“Growth, growth, rapid growth,” Stray says of what investors were looking for. “To grow, you burn money.” Before being introduced to venture capital, the Plantic team imagined success as simply running a profitable business. But “modest goals weren’t necessarily appealing to investors,” who like to accumulate money quickly for one big payout, Storey said.
The team quickly realized that if Plantic was to survive as a great idea without a clear business model, it needed to give venture capitalists what they wanted. That means more downloads, more users that can one day be monetized in some way.

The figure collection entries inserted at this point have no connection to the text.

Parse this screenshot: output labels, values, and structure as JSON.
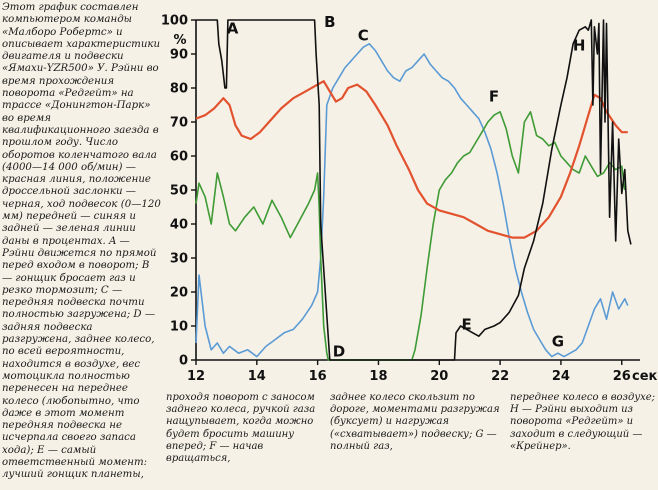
{
  "captions": {
    "left": "Этот график составлен компьютером команды «Малборо Робертс» и описывает характеристики двигателя и подвески «Ямахи-YZR500» У. Рэйни во время прохождения поворота «Редгейт» на трассе «Донингтон-Парк» во время квалификационного заезда в прошлом году. Число оборотов коленчатого вала (4000—14 000 об/мин) — красная линия, положение дроссельной заслонки — черная, ход подвесок (0—120 мм) передней — синяя и задней — зеленая линии даны в процентах. A — Рэйни движется по прямой перед входом в поворот; B — гонщик бросает газ и резко тормозит; C — передняя подвеска почти полностью загружена; D — задняя подвеска разгружена, заднее колесо, по всей вероятности, находится в воздухе, вес мотоцикла полностью перенесен на переднее колесо (любопытно, что даже в этот момент передняя подвеска не исчерпала своего запаса хода); E — самый ответственный момент: лучший гонщик планеты,",
    "bottom_1": "проходя поворот с заносом заднего колеса, ручкой газа нащупывает, когда можно будет бросить машину вперед; F — начав вращаться,",
    "bottom_2": "заднее колесо скользит по дороге, моментами разгружая (буксует) и нагружая («схватывает») подвеску; G — полный газ,",
    "bottom_3": "переднее колесо в воздухе; H — Рэйни выходит из поворота «Редгейт» и заходит в следующий — «Крейнер»."
  },
  "chart_data": {
    "type": "line",
    "xlabel": "сек",
    "ylabel": "%",
    "xlim": [
      12,
      26.6
    ],
    "ylim": [
      0,
      100
    ],
    "x_ticks": [
      12,
      14,
      16,
      18,
      20,
      22,
      24,
      26
    ],
    "y_ticks": [
      0,
      10,
      20,
      30,
      40,
      50,
      60,
      70,
      80,
      90,
      100
    ],
    "grid": false,
    "colors": {
      "rpm": "#e2522f",
      "throttle": "#111111",
      "front": "#5b9bd5",
      "rear": "#3f9b35"
    },
    "annotations": [
      {
        "label": "A",
        "x": 13.2,
        "y": 96
      },
      {
        "label": "B",
        "x": 16.4,
        "y": 98
      },
      {
        "label": "C",
        "x": 17.5,
        "y": 94
      },
      {
        "label": "D",
        "x": 16.7,
        "y": 1
      },
      {
        "label": "E",
        "x": 20.9,
        "y": 9
      },
      {
        "label": "F",
        "x": 21.8,
        "y": 76
      },
      {
        "label": "G",
        "x": 23.9,
        "y": 4
      },
      {
        "label": "H",
        "x": 24.6,
        "y": 91
      }
    ],
    "series": [
      {
        "key": "rpm",
        "x": [
          12,
          12.3,
          12.6,
          12.9,
          13.1,
          13.3,
          13.5,
          13.8,
          14.1,
          14.4,
          14.8,
          15.2,
          15.6,
          16,
          16.2,
          16.4,
          16.6,
          16.8,
          17,
          17.3,
          17.6,
          17.9,
          18.3,
          18.6,
          19,
          19.3,
          19.6,
          20,
          20.4,
          20.8,
          21.2,
          21.6,
          22,
          22.4,
          22.8,
          23.2,
          23.6,
          24,
          24.3,
          24.6,
          24.9,
          25.1,
          25.3,
          25.5,
          25.8,
          26,
          26.2
        ],
        "y": [
          71,
          72,
          74,
          77,
          75,
          69,
          66,
          65,
          67,
          70,
          74,
          77,
          79,
          81,
          82,
          79,
          76,
          77,
          80,
          81,
          79,
          75,
          69,
          63,
          56,
          50,
          46,
          44,
          43,
          42,
          40,
          38,
          37,
          36,
          36,
          38,
          42,
          48,
          55,
          63,
          72,
          78,
          77,
          73,
          69,
          67,
          67
        ]
      },
      {
        "key": "throttle",
        "x": [
          12,
          12.7,
          12.75,
          12.85,
          12.95,
          13,
          13.05,
          15.9,
          15.95,
          16.05,
          16.1,
          16.4,
          20.5,
          20.55,
          20.7,
          20.9,
          21.1,
          21.3,
          21.5,
          21.8,
          22,
          22.3,
          22.6,
          22.8,
          23.1,
          23.4,
          23.7,
          24,
          24.2,
          24.4,
          24.6,
          24.8,
          24.9,
          25,
          25.05,
          25.1,
          25.2,
          25.25,
          25.3,
          25.4,
          25.45,
          25.5,
          25.6,
          25.7,
          25.8,
          25.9,
          26,
          26.1,
          26.2,
          26.3
        ],
        "y": [
          100,
          100,
          93,
          88,
          80,
          80,
          100,
          100,
          90,
          75,
          40,
          0,
          0,
          8,
          10,
          9,
          8,
          7,
          9,
          10,
          11,
          14,
          19,
          27,
          35,
          46,
          62,
          75,
          83,
          93,
          97,
          98,
          97,
          100,
          75,
          98,
          90,
          99,
          55,
          100,
          70,
          99,
          42,
          70,
          35,
          65,
          49,
          56,
          38,
          34
        ]
      },
      {
        "key": "front",
        "x": [
          12,
          12.1,
          12.3,
          12.5,
          12.7,
          12.9,
          13.1,
          13.4,
          13.7,
          14,
          14.3,
          14.6,
          14.9,
          15.2,
          15.5,
          15.8,
          16,
          16.1,
          16.2,
          16.3,
          16.5,
          16.7,
          16.9,
          17.1,
          17.3,
          17.5,
          17.7,
          17.9,
          18.1,
          18.3,
          18.5,
          18.7,
          18.9,
          19.1,
          19.3,
          19.5,
          19.7,
          19.9,
          20.1,
          20.3,
          20.5,
          20.7,
          20.9,
          21.1,
          21.3,
          21.5,
          21.7,
          21.9,
          22.1,
          22.3,
          22.5,
          22.7,
          22.9,
          23.1,
          23.3,
          23.5,
          23.7,
          23.9,
          24.1,
          24.3,
          24.5,
          24.7,
          24.9,
          25.1,
          25.3,
          25.5,
          25.7,
          25.9,
          26.1,
          26.2
        ],
        "y": [
          5,
          25,
          10,
          3,
          5,
          2,
          4,
          2,
          3,
          1,
          4,
          6,
          8,
          9,
          12,
          16,
          20,
          30,
          48,
          75,
          80,
          83,
          86,
          88,
          90,
          92,
          93,
          91,
          88,
          85,
          83,
          82,
          85,
          86,
          88,
          90,
          87,
          85,
          83,
          82,
          80,
          77,
          75,
          73,
          71,
          67,
          62,
          55,
          46,
          36,
          27,
          20,
          14,
          9,
          6,
          3,
          1,
          2,
          1,
          2,
          3,
          5,
          10,
          15,
          18,
          12,
          20,
          15,
          18,
          16
        ]
      },
      {
        "key": "rear",
        "x": [
          12,
          12.1,
          12.3,
          12.5,
          12.7,
          12.9,
          13.1,
          13.3,
          13.6,
          13.9,
          14.2,
          14.5,
          14.8,
          15.1,
          15.4,
          15.7,
          15.9,
          16,
          16.05,
          16.1,
          16.2,
          16.3,
          16.35,
          19.1,
          19.2,
          19.4,
          19.6,
          19.8,
          20,
          20.2,
          20.4,
          20.6,
          20.8,
          21,
          21.2,
          21.4,
          21.6,
          21.8,
          22,
          22.2,
          22.4,
          22.6,
          22.8,
          23,
          23.2,
          23.4,
          23.6,
          23.8,
          24,
          24.2,
          24.4,
          24.6,
          24.8,
          25,
          25.2,
          25.4,
          25.6,
          25.8,
          26,
          26.1
        ],
        "y": [
          46,
          52,
          48,
          40,
          55,
          48,
          40,
          38,
          42,
          45,
          40,
          47,
          42,
          36,
          41,
          46,
          50,
          55,
          45,
          30,
          10,
          2,
          0,
          0,
          3,
          13,
          27,
          40,
          50,
          53,
          55,
          58,
          60,
          61,
          64,
          67,
          70,
          72,
          73,
          68,
          60,
          55,
          70,
          73,
          66,
          65,
          63,
          64,
          60,
          58,
          56,
          55,
          60,
          57,
          54,
          55,
          58,
          56,
          57,
          50
        ]
      }
    ]
  }
}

At that point, Planticx was considering operations in Mali, a country of 23 million people. After learning at an innovation conference that India has about 150 million smallholders, Stray jumped at the idea of shifting the company’s focus to the subcontinent. The team quickly partnered with local research groups, set up a field office in Hyderabad, and began teaching algorithms to recognize local pests and crops in Indian languages. By the end of January 2018, Plantic had grown to approximately 300,000 monthly users and raised $4.9 million in another round of VC funding.
With food and agriculture being an $800 billion industry, moving to India has become an obvious choice for ambitious agritech startups. In recent years, the government has aggressively expanded telecommunications infrastructure, with the number of smartphone users increasing to approximately 450 million and rural coverage doubling. That means a farmer walking through a diseased field in Jharkhand could be scrolling through Plantix in search of a cure.

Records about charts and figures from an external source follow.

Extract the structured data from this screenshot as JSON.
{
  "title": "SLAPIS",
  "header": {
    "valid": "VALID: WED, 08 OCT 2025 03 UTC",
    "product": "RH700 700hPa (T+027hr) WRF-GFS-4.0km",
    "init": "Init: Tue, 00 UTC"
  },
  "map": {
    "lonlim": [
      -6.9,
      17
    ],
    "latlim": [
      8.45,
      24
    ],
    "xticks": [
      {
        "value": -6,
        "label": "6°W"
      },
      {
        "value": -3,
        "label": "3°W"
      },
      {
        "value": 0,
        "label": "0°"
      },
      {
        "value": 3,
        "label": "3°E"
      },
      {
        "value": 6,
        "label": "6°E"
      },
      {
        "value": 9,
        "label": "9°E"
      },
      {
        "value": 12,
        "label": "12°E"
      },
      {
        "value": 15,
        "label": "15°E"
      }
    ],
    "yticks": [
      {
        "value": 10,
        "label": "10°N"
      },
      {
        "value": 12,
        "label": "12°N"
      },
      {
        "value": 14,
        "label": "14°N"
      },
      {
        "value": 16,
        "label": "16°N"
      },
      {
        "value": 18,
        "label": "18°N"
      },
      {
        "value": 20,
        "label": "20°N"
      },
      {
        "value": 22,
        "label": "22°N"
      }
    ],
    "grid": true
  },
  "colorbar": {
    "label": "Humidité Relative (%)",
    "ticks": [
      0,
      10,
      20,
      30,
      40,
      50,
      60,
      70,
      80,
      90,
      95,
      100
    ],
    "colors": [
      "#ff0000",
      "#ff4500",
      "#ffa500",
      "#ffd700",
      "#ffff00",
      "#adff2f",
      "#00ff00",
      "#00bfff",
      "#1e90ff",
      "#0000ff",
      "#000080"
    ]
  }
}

To use the app, farmers provide crop selection, acreage, input applications, and upload a photo with embedded GPS coordinates. Some farmers use the app on a weekly or daily basis, contributing to a deep and detailed real-time picture of agriculture across India. These uses Plantic’s AI while gathering information that could prove invaluable to crop buyers, seed sellers, tool manufacturers, lenders, insurance companies, and agrochemical distributors. Improved accuracy.

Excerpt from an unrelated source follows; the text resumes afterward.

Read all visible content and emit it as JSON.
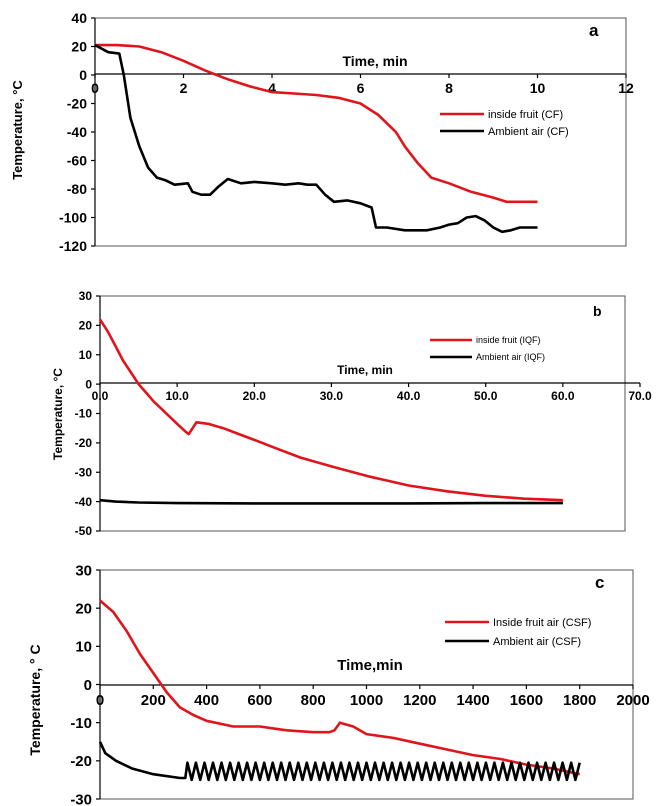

Stray told me during his pitch that he saw investors get excited just by talking about the data. “[The idea] It was well-received by investors, even though it never proved to be profitable. ”
The problem, as many companies have discovered, is that data buyers all want specific pieces of information presented in a specific way. Plantix needed to reorganize around manufacturing and packaging marketable data products, but the economics were never clear.